If you have learned the principle of computer composition should be very clear, the program counter is the same as the identity card, because the JVM also has its own CPU, in the execution of multi-thread programs, the time slice rotation, according to the program counter to schedule the execution of the thread.
Program Counter Register is a small memory space that acts as a line number indicator of the bytecode that is being executed by the current thread. In the virtual machine concept model (only the conceptual model, the various virtual machines may be implemented in some more efficient way), the bytecode interpreter works by changing the value of this counter to select the next need to execute the bytecode instruction, branch, loop, jump, exception handling, Basic functions such as thread recovery need to rely on this counter to complete.
Because the multithreading of a Java virtual machine is implemented in a way that threads rotate and allocate processor execution time, at any given moment, a processor (a kernel for a multicore processor) executes only the instructions in one thread. Therefore, in order to recover the thread after switching to the correct execution location, each thread needs to have a separate program counter, the counters between the threads do not affect each other, isolated storage, we call this type of memory area is "thread-private" memory.

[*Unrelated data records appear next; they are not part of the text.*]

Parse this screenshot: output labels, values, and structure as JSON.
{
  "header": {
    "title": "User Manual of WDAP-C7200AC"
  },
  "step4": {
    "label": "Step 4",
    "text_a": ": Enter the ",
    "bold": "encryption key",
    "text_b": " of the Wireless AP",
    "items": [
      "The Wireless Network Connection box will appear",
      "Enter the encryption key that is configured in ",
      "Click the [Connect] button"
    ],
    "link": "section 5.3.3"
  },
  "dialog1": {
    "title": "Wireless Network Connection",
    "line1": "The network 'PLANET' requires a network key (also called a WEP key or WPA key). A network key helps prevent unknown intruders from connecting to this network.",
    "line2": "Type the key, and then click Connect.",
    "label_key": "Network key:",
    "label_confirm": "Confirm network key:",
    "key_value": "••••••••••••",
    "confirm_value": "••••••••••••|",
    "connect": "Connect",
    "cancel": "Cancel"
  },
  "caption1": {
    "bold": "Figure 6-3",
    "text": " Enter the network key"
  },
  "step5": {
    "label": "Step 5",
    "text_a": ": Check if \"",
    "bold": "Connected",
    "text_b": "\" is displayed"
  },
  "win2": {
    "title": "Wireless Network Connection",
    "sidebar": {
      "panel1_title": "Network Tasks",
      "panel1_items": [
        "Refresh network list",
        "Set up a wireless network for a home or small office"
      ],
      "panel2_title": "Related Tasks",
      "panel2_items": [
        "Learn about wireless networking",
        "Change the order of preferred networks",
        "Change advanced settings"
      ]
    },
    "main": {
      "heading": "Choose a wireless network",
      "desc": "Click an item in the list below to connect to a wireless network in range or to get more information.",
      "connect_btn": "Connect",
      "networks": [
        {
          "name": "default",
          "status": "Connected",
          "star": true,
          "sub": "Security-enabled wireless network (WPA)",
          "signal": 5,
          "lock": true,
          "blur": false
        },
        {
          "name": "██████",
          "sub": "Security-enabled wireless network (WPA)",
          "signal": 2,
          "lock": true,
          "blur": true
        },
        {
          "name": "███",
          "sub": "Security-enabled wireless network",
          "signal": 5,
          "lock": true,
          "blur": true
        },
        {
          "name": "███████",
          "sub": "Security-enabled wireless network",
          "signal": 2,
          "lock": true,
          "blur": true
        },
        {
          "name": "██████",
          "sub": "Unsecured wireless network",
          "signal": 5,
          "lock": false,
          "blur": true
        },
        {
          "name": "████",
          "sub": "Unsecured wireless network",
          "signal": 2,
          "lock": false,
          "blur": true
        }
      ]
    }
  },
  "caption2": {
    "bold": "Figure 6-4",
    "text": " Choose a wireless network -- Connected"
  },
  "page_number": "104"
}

If the thread is executing a Java method, this counter records the address of the executing virtual machine bytecode instruction, or null (Undefined) If the Natvie method is being executed. This memory area is the only area in the Java Virtual Machine specification that does not stipulate any outofmemoryerror conditions.

(2) Java virtual machine stack

Like the program counter, the Java Virtual machine stack (Java Stacks) is also thread-private, with the same life cycle as the thread.
The virtual machine stack describes the memory model that is executed by the Java method: Each method is executed with a stack frame (stack frame①) for storing local variable tables, operation stacks, dynamic links, method exits, and so on. Each method is called until the completion of the process, corresponding to a stack frame in the virtual machine stack from the stack to the process of the stack.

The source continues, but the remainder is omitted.